Another co-general counsel department. Diane Genova and Travis Epes are co-general counsel of JPMorgan Chase, according to Corp. Counsel, Vol. 15, May 2008 at 56 (See my post of June 16, 2007: Computer Associates’ co-general counsel, and cites to Citigroup and Goldman Sachs.).

Some depth on statistics. The correlation squared (R2) is the percentage of the variance in the observations that is accounted for by the regression equation. The adjusted R2 reduces the R2 to reflect the fact that as more and more independent variables are added the amount of variance accounted for by the equation will generally increase regardless of the explanatory value of those variables. The F-statistic is a measure of whether the equation as a whole has significant explanatory power; stated differently, it is a test of the joint significance of the independent variables (See my posts of April 5 and May 10, 2005: correlation; and Jan. 14, 2007: the amount of variance in an independent variable explained by correlation.).

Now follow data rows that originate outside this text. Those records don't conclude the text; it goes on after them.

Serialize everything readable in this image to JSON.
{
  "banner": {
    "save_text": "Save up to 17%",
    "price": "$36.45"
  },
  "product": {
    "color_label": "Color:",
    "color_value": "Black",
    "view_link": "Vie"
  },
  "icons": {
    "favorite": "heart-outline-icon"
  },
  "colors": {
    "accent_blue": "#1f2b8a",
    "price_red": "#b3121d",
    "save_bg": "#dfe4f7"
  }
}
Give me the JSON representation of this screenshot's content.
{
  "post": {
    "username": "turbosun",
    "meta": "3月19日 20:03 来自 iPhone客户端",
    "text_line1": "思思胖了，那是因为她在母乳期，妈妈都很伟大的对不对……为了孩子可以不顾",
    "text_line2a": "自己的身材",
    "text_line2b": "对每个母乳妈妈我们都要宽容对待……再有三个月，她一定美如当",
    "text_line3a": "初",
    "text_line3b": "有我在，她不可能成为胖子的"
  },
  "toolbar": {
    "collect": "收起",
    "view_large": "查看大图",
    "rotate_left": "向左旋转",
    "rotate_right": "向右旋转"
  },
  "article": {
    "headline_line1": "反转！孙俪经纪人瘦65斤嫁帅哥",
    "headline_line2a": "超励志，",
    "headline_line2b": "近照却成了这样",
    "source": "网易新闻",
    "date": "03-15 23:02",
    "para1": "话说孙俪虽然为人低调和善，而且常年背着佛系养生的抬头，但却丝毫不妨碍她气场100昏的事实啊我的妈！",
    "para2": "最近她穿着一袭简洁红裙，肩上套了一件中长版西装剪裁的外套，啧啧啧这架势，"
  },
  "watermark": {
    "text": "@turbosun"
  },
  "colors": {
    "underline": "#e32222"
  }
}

Sports references on this blog. Baseball season is here, and the Mets I love to root for (sorry, Monica Bay!) are wallowing at .a 500 pace. To cheer myself up I searched for baseball references among my posts and found a few (See my posts of Sept. 4, 2005: lawyers should rely on metrics more; July 21, 2005: Zagat ratings for law firms; Sept. 4, 2005: define diverse lawyers; April 22, 2008: drugs that increase mental ability; and Nov. 14, 2005: metaphors of managers.). Other sports are not represented.


Are good general counsel transplantable to any industry?

In the business press you often read that a good executive will bring value to whatever industry that executive joins. General managerial ability rises above knowledge of a particular industry. If so, then to the same degree a general counsel in one industry might be equally effective in the same position in an unrelated industry

Some examples are at hand. Richard Walker moved from the top lawyer position at the SEC to Deutsche Bank. Marschall Smith move from a potash producer eventually to a bowling equipment company (See my post of March 24, 2007: a GC in his fourth GC position; and Oct. 2, 2006 #2: more examples.). Stasia Kelly shifted from a retailer (Sears), to a telecommunications company (MCI), to an insurance/financial services company (AIG). Dan Cooperman recently moved from an industrial database company (Oracle) to a consumer technology company (Apple). Years ago, Andy Hendry moved from a high-tech company (Unisys) to a consumer products company (Colgate-Palmolive).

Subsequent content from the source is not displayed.